Galería de la Raza Executive Director Ani Rivera speaks at a press conference on Oct. 29, 2018. (Marissa Shieh/KQED)
The uncertain future of one of the Bay Area's leading Latino art galleries got a boost Monday when San Francisco Mayor London Breed weighed in on stalled lease negotiations. The landlords of the Mission district icon Galería de la Raza had proposed doubling the rent.
“Galería de la Raza is a staple in the Mission community and an invaluable cultural resource,” Breed said in a statement Monday afternoon.
The mayor said she would direct the Office of Economic and Workforce Development and the San Francisco Arts Commission to “explore and exhaust every option” to help the Galería obtain a fair and reasonable lease.
The art space has operated under month-to-month agreements for the 46 years it has been at its location on the corner of 24th and Bryant streets. The two-year lease under consideration would have given the cultural center time to find a permanent home elsewhere in the Mission.
“Just imagine the sense of uncertainty that lies at not knowing if you’ll be able to stay and build,” said Executive Director Ani Rivera. “How are you expected to plan? How?”
This summer, Galería’s landlord proposed doubling the $3,127 rent for the approximately 5,000-square-foot space. The property is owned by the Lily Ng Trust and managed by GBA Realty.
The nonprofit countered, asking for a slower scale-up in cost or to rent a quarter of the space instead at the same price. It would still be a sacrifice, said Rivera.
“This would be like your landlord saying, ‘OK, I’m going to continue to charge you the same rent, but you only get to keep your bathroom and your closet,' ” she said.
Two weeks ago, when the landlord served the gallery with a three-day pay-or-vacate notice, San Francisco Supervisor Hillary Ronen got involved, hoping to bring the two sides to an agreement.
But according to Ronen, talks broke down when the Galería refused to take on liability for accessibility improvements. These liabilities could cost millions of dollars, said Ronen.
“What’s been happening at this negotiation is that Galería has been compromising and compromising,” Ronen said.
Quan Phan of GBA Realty said both sides have been looking for compromise. “The owner group has been diligently trying to seek out a common ground as well,” he said. “We want them to be here.”
Phan said that the owners he represents had not asked for significant rent increases in the many years that the Galería has been in the space.
“They have been compromising for many years,” Phan said of the owners. “They feel that they’ve contributed a lot to the community by not asking a lot from the Galería.”
Now, however, Phan said the landlord is asking for a rent increase because the cost of maintaining sidewalks, sewer lines and trees has skyrocketed in San Francisco.

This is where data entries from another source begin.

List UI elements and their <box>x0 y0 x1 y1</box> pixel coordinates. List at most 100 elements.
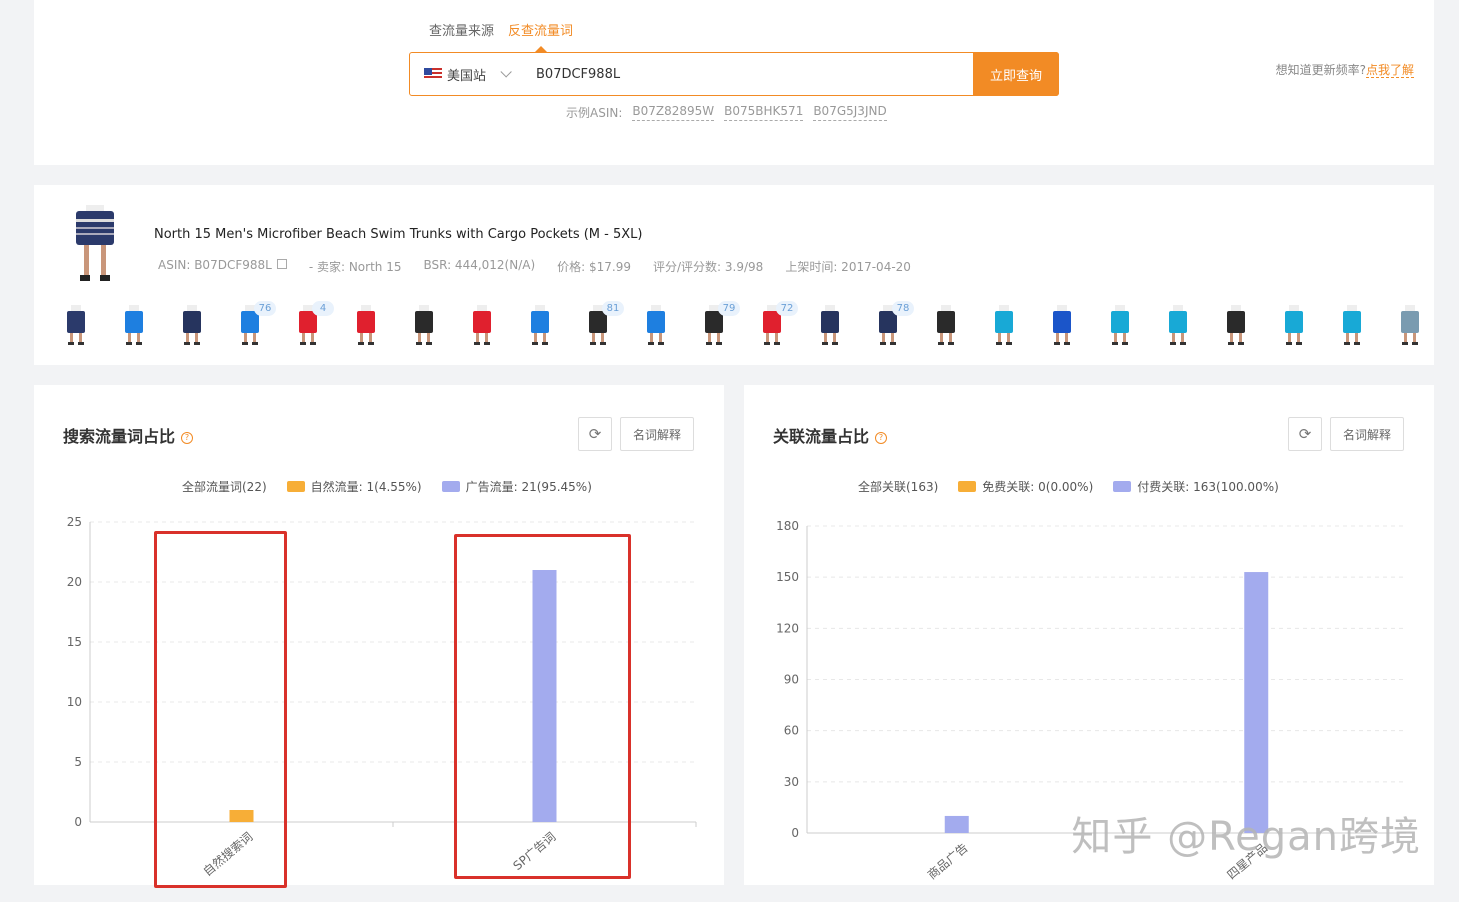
refresh-button[interactable]: ⟳ <box>1288 417 1322 451</box>
variant-thumbnail[interactable]: 81 <box>584 301 624 347</box>
relation-chart-title: 关联流量占比 <box>773 427 870 446</box>
update-frequency-hint: 想知道更新频率?点我了解 <box>1276 61 1414 78</box>
variant-thumbnail[interactable]: 72 <box>758 301 798 347</box>
variant-thumbnail[interactable] <box>990 305 1018 347</box>
variant-thumbnail[interactable] <box>1106 305 1134 347</box>
legend-swatch <box>1113 481 1132 492</box>
variant-thumbnail[interactable] <box>468 305 496 347</box>
y-tick-label: 30 <box>784 775 799 789</box>
variant-thumbnail[interactable] <box>1164 305 1192 347</box>
legend-label: 免费关联: 0(0.00%) <box>982 480 1094 494</box>
variant-badge: 4 <box>312 301 334 316</box>
listed-date-meta: 上架时间: 2017-04-20 <box>785 260 911 274</box>
variant-thumbnail[interactable]: 76 <box>236 301 276 347</box>
variant-thumbnail[interactable] <box>642 305 670 347</box>
variant-badge: 79 <box>718 301 740 316</box>
chevron-down-icon <box>500 66 512 78</box>
refresh-button[interactable]: ⟳ <box>578 417 612 451</box>
legend-organic[interactable]: 自然流量: 1(4.55%) <box>286 478 422 495</box>
variant-thumbnail[interactable]: 4 <box>294 301 334 347</box>
variant-thumbnail[interactable] <box>1396 305 1424 347</box>
relation-chart-title-wrap: 关联流量占比? <box>773 423 888 447</box>
variant-thumbnail[interactable] <box>1048 305 1076 347</box>
legend-label: 付费关联: 163(100.00%) <box>1137 480 1279 494</box>
variant-badge: 76 <box>254 301 276 316</box>
y-tick-label: 0 <box>791 826 799 840</box>
legend-label: 广告流量: 21(95.45%) <box>465 480 592 494</box>
help-icon[interactable]: ? <box>875 432 888 444</box>
variant-strip: 76 4 81 79 72 78 <box>62 298 1434 350</box>
y-tick-label: 120 <box>776 621 799 635</box>
variant-thumbnail[interactable] <box>120 305 148 347</box>
variant-thumbnail[interactable] <box>1280 305 1308 347</box>
site-select[interactable]: 美国站 <box>410 65 536 84</box>
variant-thumbnail[interactable] <box>178 305 206 347</box>
y-tick-label: 10 <box>67 695 82 709</box>
keyword-chart-title: 搜索流量词占比 <box>63 427 176 446</box>
y-tick-label: 150 <box>776 570 799 584</box>
tab-reverse-keywords[interactable]: 反查流量词 <box>508 20 573 52</box>
legend-paid[interactable]: 付费关联: 163(100.00%) <box>1113 478 1279 495</box>
seller-meta: - 卖家: North 15 <box>308 260 402 274</box>
variant-badge: 78 <box>892 301 914 316</box>
y-tick-label: 0 <box>74 815 82 829</box>
variant-thumbnail[interactable] <box>932 305 960 347</box>
product-image <box>76 205 114 281</box>
keyword-legend: 全部流量词(22) 自然流量: 1(4.55%) 广告流量: 21(95.45%… <box>182 478 592 495</box>
bar <box>944 815 969 833</box>
legend-all-relations[interactable]: 全部关联(163) <box>858 478 938 495</box>
legend-free[interactable]: 免费关联: 0(0.00%) <box>958 478 1093 495</box>
glossary-button[interactable]: 名词解释 <box>1330 417 1404 451</box>
variant-thumbnail[interactable] <box>1222 305 1250 347</box>
variant-thumbnail[interactable] <box>62 305 90 347</box>
legend-all-keywords[interactable]: 全部流量词(22) <box>182 478 267 495</box>
highlight-box <box>154 531 287 888</box>
y-tick-label: 15 <box>67 635 82 649</box>
rating-meta: 评分/评分数: 3.9/98 <box>653 260 764 274</box>
variant-badge: 81 <box>602 301 624 316</box>
refresh-icon: ⟳ <box>588 425 602 443</box>
asin-search-input[interactable] <box>536 65 973 83</box>
query-button[interactable]: 立即查询 <box>973 52 1059 96</box>
watermark: 知乎 @Regan跨境 <box>1071 814 1421 860</box>
product-title: North 15 Men's Microfiber Beach Swim Tru… <box>154 227 643 242</box>
x-category-label: 商品广告 <box>924 840 970 882</box>
asin-value: ASIN: B07DCF988L <box>158 258 272 272</box>
search-bar: 美国站 立即查询 <box>409 52 1059 96</box>
us-flag-icon <box>424 68 442 80</box>
variant-thumbnail[interactable] <box>352 305 380 347</box>
update-frequency-link[interactable]: 点我了解 <box>1365 63 1414 78</box>
legend-swatch <box>441 481 460 492</box>
variant-thumbnail[interactable] <box>1338 305 1366 347</box>
variant-thumbnail[interactable]: 79 <box>700 301 740 347</box>
product-meta: ASIN: B07DCF988L - 卖家: North 15 BSR: 444… <box>158 258 911 275</box>
variant-thumbnail[interactable]: 78 <box>874 301 914 347</box>
help-icon[interactable]: ? <box>181 432 194 444</box>
y-tick-label: 20 <box>67 575 82 589</box>
update-hint-text: 想知道更新频率? <box>1275 63 1366 77</box>
y-tick-label: 60 <box>784 724 799 738</box>
keyword-traffic-panel: 搜索流量词占比? ⟳ 名词解释 全部流量词(22) 自然流量: 1(4.55%)… <box>34 385 724 888</box>
y-tick-label: 5 <box>74 755 82 769</box>
glossary-button[interactable]: 名词解释 <box>620 417 694 451</box>
external-link-icon[interactable] <box>276 259 287 269</box>
variant-badge: 72 <box>776 301 798 316</box>
y-tick-label: 25 <box>67 515 82 529</box>
bsr-meta: BSR: 444,012(N/A) <box>423 258 536 272</box>
keyword-chart-title-wrap: 搜索流量词占比? <box>63 423 194 447</box>
highlight-box <box>454 534 631 879</box>
example-asin-link[interactable]: B07G5J3JND <box>813 104 887 121</box>
legend-label: 自然流量: 1(4.55%) <box>310 480 422 494</box>
product-info-panel: North 15 Men's Microfiber Beach Swim Tru… <box>34 185 1434 365</box>
example-asin-link[interactable]: B07Z82895W <box>632 104 715 121</box>
y-tick-label: 90 <box>784 673 799 687</box>
tab-traffic-source[interactable]: 查流量来源 <box>429 20 494 45</box>
variant-thumbnail[interactable] <box>410 305 438 347</box>
price-meta: 价格: $17.99 <box>557 260 632 274</box>
variant-thumbnail[interactable] <box>526 305 554 347</box>
search-tabs: 查流量来源 反查流量词 <box>429 20 573 52</box>
variant-thumbnail[interactable] <box>816 305 844 347</box>
asin-meta: ASIN: B07DCF988L <box>158 258 287 275</box>
example-asin-link[interactable]: B075BHK571 <box>724 104 804 121</box>
legend-ads[interactable]: 广告流量: 21(95.45%) <box>441 478 592 495</box>
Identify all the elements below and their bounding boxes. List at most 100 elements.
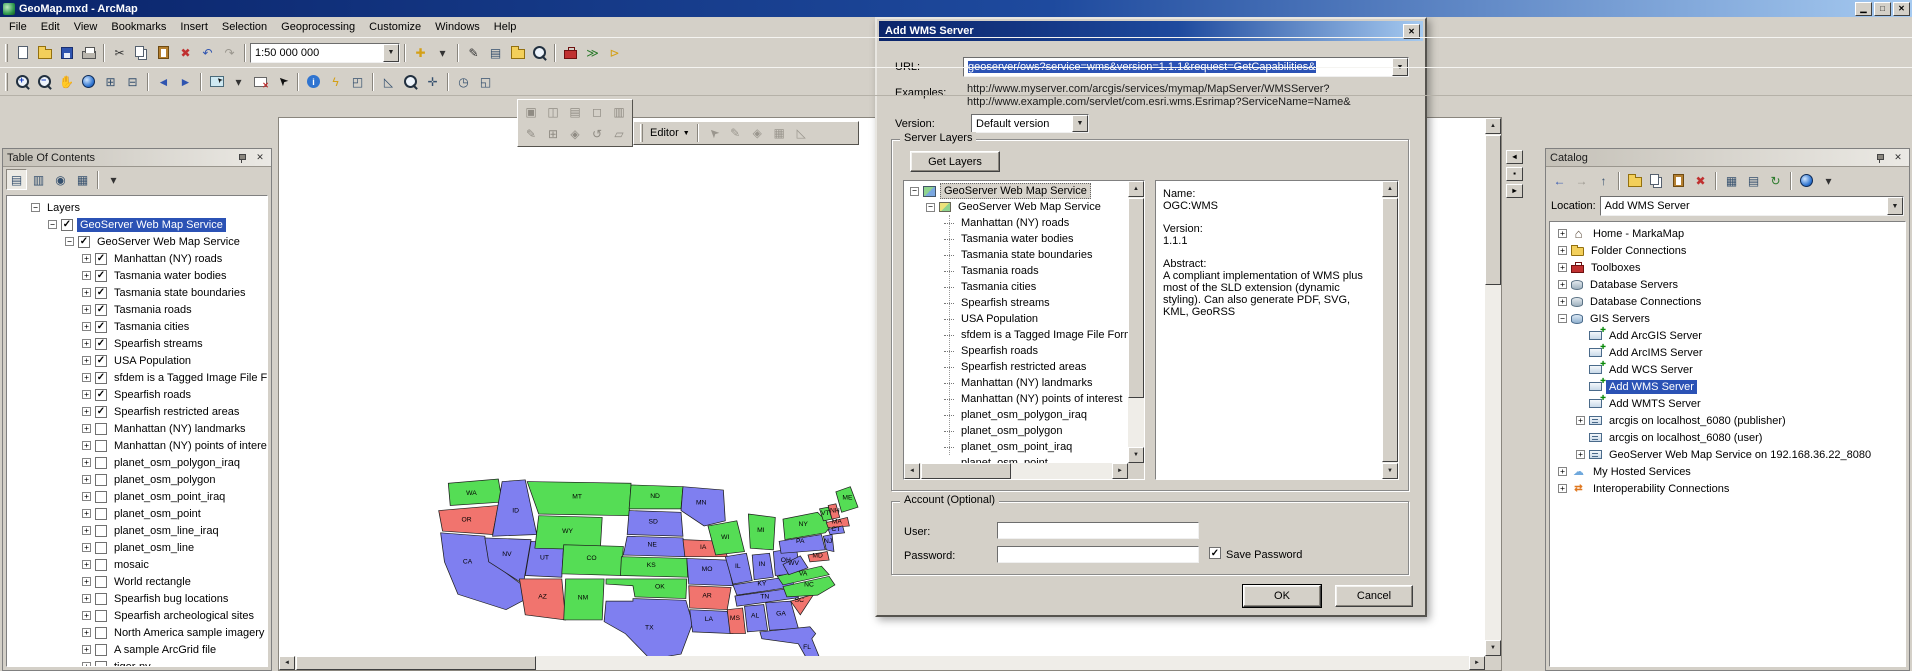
hyperlink-icon[interactable]: ϟ [325, 71, 346, 92]
dialog-tree-item-label[interactable]: Tasmania roads [958, 264, 1042, 278]
dialog-tree-item[interactable]: Tasmania state boundaries [904, 247, 1128, 263]
expand-icon[interactable]: + [82, 254, 91, 263]
list-by-visibility-icon[interactable]: ◉ [50, 169, 71, 190]
expand-icon[interactable]: + [82, 543, 91, 552]
layer-visibility-checkbox[interactable]: ✓ [61, 219, 73, 231]
toc-row[interactable]: +Manhattan (NY) landmarks [7, 420, 267, 437]
save-password-checkbox[interactable]: ✓ [1209, 547, 1221, 559]
layer-visibility-checkbox[interactable]: ✓ [95, 406, 107, 418]
up-one-level-icon[interactable]: ↑ [1593, 170, 1614, 191]
collapse-icon[interactable]: − [48, 220, 57, 229]
dialog-tree-item-label[interactable]: Spearfish streams [958, 296, 1053, 310]
layer-label[interactable]: North America sample imagery [111, 626, 267, 640]
catalog-forward-icon[interactable]: → [1571, 170, 1592, 191]
dock-tab-icon[interactable]: ▪ [1506, 167, 1523, 181]
layer-label[interactable]: planet_osm_point_iraq [111, 490, 228, 504]
layer-label[interactable]: mosaic [111, 558, 152, 572]
toc-row[interactable]: + North America sample imagery [7, 624, 267, 641]
toc-row[interactable]: + World rectangle [7, 573, 267, 590]
pin-icon[interactable] [234, 151, 248, 164]
catalog-window-icon[interactable] [507, 42, 528, 63]
find-icon[interactable] [400, 71, 421, 92]
scroll-down-icon[interactable]: ▼ [1485, 640, 1501, 656]
scale-combobox[interactable]: 1:50 000 000 ▼ [250, 43, 400, 63]
layer-label[interactable]: planet_osm_polygon_iraq [111, 456, 243, 470]
dialog-tree-item[interactable]: Manhattan (NY) roads [904, 215, 1128, 231]
dialog-tree-item-label[interactable]: USA Population [958, 312, 1041, 326]
layer-visibility-checkbox[interactable]: ✓ [95, 270, 107, 282]
dialog-tree-item-label[interactable]: Tasmania water bodies [958, 232, 1077, 246]
dialog-tree-item[interactable]: USA Population [904, 311, 1128, 327]
toc-row[interactable]: −✓GeoServer Web Map Service [7, 233, 267, 250]
menu-file[interactable]: File [2, 18, 34, 36]
layer-label[interactable]: planet_osm_point [111, 507, 204, 521]
layer-label[interactable]: World rectangle [111, 575, 194, 589]
expand-icon[interactable]: + [1558, 467, 1567, 476]
redo-icon[interactable]: ↷ [219, 42, 240, 63]
dialog-tree-root-label[interactable]: GeoServer Web Map Service [940, 183, 1091, 199]
layer-visibility-checkbox[interactable] [95, 457, 107, 469]
table-of-contents-window-icon[interactable]: ▤ [485, 42, 506, 63]
editor-split-tool-icon[interactable]: ◈ [747, 123, 768, 144]
layer-label[interactable]: Tasmania roads [111, 303, 195, 317]
dialog-tree-item[interactable]: Spearfish restricted areas [904, 359, 1128, 375]
catalog-item-label[interactable]: Database Connections [1587, 295, 1704, 309]
tree-horizontal-scrollbar[interactable]: ◄ ► [904, 463, 1128, 479]
catalog-row[interactable]: +GeoServer Web Map Service on 192.168.36… [1550, 446, 1905, 463]
toc-row[interactable]: +A sample ArcGrid file [7, 641, 267, 658]
layer-visibility-checkbox[interactable] [95, 474, 107, 486]
layer-label[interactable]: sfdem is a Tagged Image File Forma... [111, 371, 268, 385]
layer-label[interactable]: Spearfish roads [111, 388, 194, 402]
toc-row[interactable]: +Spearfish archeological sites [7, 607, 267, 624]
expand-icon[interactable]: + [82, 594, 91, 603]
dialog-tree-item-label[interactable]: Manhattan (NY) roads [958, 216, 1072, 230]
copy-icon[interactable] [131, 42, 152, 63]
location-dropdown-icon[interactable]: ▼ [1887, 197, 1903, 215]
layer-visibility-checkbox[interactable] [95, 559, 107, 571]
dialog-tree-item[interactable]: Manhattan (NY) landmarks [904, 375, 1128, 391]
new-document-icon[interactable] [12, 42, 33, 63]
layout-tool-2-icon[interactable]: ◫ [543, 102, 564, 123]
pin-icon[interactable] [1872, 151, 1886, 164]
scroll-down-icon[interactable]: ▼ [1382, 463, 1398, 479]
dialog-tree-item-label[interactable]: Manhattan (NY) points of interest [958, 392, 1125, 406]
dialog-tree-group-label[interactable]: GeoServer Web Map Service [955, 200, 1104, 214]
layer-visibility-checkbox[interactable] [95, 576, 107, 588]
catalog-row[interactable]: +⇄Interoperability Connections [1550, 480, 1905, 497]
expand-icon[interactable]: + [82, 271, 91, 280]
catalog-item-label[interactable]: Home - MarkaMap [1590, 227, 1687, 241]
dialog-tree-group-row[interactable]: −GeoServer Web Map Service [904, 199, 1128, 215]
expand-icon[interactable]: + [82, 577, 91, 586]
layer-label[interactable]: GeoServer Web Map Service [77, 218, 226, 232]
catalog-item-label[interactable]: Add ArcIMS Server [1606, 346, 1706, 360]
scroll-left-icon[interactable]: ◄ [279, 656, 295, 670]
layer-label[interactable]: Tasmania cities [111, 320, 192, 334]
menu-selection[interactable]: Selection [215, 18, 274, 36]
editor-edit-tool-icon[interactable]: ➤ [698, 118, 728, 148]
expand-icon[interactable]: + [82, 390, 91, 399]
layer-label[interactable]: tiger-ny [111, 660, 154, 668]
dialog-tree-item-label[interactable]: Spearfish roads [958, 344, 1041, 358]
layout-tool-5-icon[interactable]: ▥ [609, 102, 630, 123]
catalog-item-label[interactable]: Add WMS Server [1606, 380, 1697, 394]
expand-icon[interactable]: + [82, 628, 91, 637]
catalog-row[interactable]: Add WMTS Server [1550, 395, 1905, 412]
dialog-tree-item-label[interactable]: Spearfish restricted areas [958, 360, 1089, 374]
toc-row[interactable]: +✓Spearfish roads [7, 386, 267, 403]
scroll-up-icon[interactable]: ▲ [1485, 118, 1501, 134]
minimize-button[interactable]: ▁ [1855, 2, 1872, 16]
expand-icon[interactable]: + [82, 526, 91, 535]
layer-visibility-checkbox[interactable]: ✓ [95, 253, 107, 265]
full-extent-icon[interactable] [78, 71, 99, 92]
expand-icon[interactable]: + [82, 560, 91, 569]
dialog-tree-item-label[interactable]: planet_osm_polygon_iraq [958, 408, 1090, 422]
catalog-item-label[interactable]: Add WMTS Server [1606, 397, 1704, 411]
identify-icon[interactable]: i [303, 71, 324, 92]
catalog-delete-icon[interactable]: ✖ [1690, 170, 1711, 191]
layer-label[interactable]: Manhattan (NY) roads [111, 252, 225, 266]
catalog-paste-icon[interactable] [1668, 170, 1689, 191]
layer-label[interactable]: Manhattan (NY) points of interest [111, 439, 268, 453]
layer-visibility-checkbox[interactable] [95, 627, 107, 639]
menu-edit[interactable]: Edit [34, 18, 67, 36]
user-input[interactable] [997, 522, 1199, 539]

“With all this cost piling up, the only option is to ask the Galería to help out with the improvement costs,” he said.
As a show of friendliness, Phan said the owners recently withdrew the three-day pay-or-vacate notice.
No matter how the situation shakes out, Ronen pointed out that the building is part of the Calle 24 Special Use District. If Galería is evicted, she said, the landlords will have to get permission from the city’s Planning Commission before another business can move into the space.
“They’re going to have a hard time, quite frankly, finding a new renter for this space and they need to realize that,” she said.
As for the board of Galería de la Raza, they’re considering their future elsewhere in the Mission.
“While we very much understand that we occupy a historical site and grasp that place matters to us, we also know that our community, our place, our vision is much more than a building,” Rivera said. “Whatever happens, Galería will not go away. It will not be silenced. We will rebuild. We will shine.”